Tony Blair has warned against ending immigration, arguing that to do so supports damaging Ukip policies based a “nasty core of prejudice”.

He suggested Labour take a stronger stand against Nigel Farage’s party.

“Let’s be clear: we don’t think that Ukip’s right, not on immigration and not on Europe – so the first thing you’ve got to be really careful of doing is… saying things that suggest that they’re kind of justified in their policy, because what you’re actually going to do is validate their argument when in fact you don’t believe in it,” he told Progress magazine.

Although he didn’t explicitly call on Ed Miliband to fight against Ukip, although said that Labour should not “end up chasing after the policies of a party like Ukip, who you don’t agree with, whose policies would take this country backwards economically, politically, in every conceivable way, and who, ultimately, at the heart of what they do, have a rather nasty core of prejudice that none of us believe in, which you’ve actually got to take on and fight. So the way to deal with this is to deal with it by what you believe.”

Earlier this week, Blair said that Miliband will lose to the Conservatives in the 2015 election because Labour has failed to develop a “narrative that is about the future of the country”.

Labour narrowly won Heywood and Middleton over Ukip earlier this month, holding on to the seat by 11,633 to 11,016 votes. Miliband said, following the win, that he didn’t think that Ukip could “represent the interests of working people” because they wanted to cut taxes for the rich.

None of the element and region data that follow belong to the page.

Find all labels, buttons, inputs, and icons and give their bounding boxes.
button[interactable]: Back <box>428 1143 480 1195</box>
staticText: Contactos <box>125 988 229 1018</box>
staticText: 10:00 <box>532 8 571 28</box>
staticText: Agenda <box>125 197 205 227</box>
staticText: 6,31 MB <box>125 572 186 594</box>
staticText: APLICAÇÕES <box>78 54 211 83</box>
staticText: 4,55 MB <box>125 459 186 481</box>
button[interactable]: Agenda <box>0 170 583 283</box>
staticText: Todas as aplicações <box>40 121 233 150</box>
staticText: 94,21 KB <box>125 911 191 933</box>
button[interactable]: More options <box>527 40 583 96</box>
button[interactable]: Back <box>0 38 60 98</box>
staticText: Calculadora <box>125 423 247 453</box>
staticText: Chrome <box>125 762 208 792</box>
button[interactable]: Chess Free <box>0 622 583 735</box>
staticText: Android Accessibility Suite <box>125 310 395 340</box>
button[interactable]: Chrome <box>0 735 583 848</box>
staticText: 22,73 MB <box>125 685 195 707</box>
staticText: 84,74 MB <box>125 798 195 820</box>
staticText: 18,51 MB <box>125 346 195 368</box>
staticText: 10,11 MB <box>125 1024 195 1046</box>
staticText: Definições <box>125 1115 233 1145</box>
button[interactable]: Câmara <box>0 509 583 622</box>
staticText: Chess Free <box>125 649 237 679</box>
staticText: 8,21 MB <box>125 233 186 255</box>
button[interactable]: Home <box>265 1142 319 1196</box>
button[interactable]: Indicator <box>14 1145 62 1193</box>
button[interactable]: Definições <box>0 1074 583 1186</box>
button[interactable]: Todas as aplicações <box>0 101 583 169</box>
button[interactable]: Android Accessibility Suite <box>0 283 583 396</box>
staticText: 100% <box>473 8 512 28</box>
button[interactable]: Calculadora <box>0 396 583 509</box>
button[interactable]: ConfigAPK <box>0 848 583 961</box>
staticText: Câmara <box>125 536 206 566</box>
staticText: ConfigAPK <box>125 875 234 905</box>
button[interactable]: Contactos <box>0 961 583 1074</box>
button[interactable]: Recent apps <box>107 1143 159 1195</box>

Although Blair asserts that ending immigration would be “a disaster for this country”, he accepts that there needs to be border controls to ensure that “the system doesn’t get abused and exploited, and you don’t end up with people feeling that they’ve lost control over their communities and their lives”.

Blair also criticised the Conservatives for their handling of Ukip, arguing that David Cameron would attract more support “if they actually stood up against these people and said: ‘You don’t understand the way the world works today, your policies will take us backwards and we’re not going there.’”

In May, Cameron said that “the whole country has heard enough to know what sort of party Ukip is”.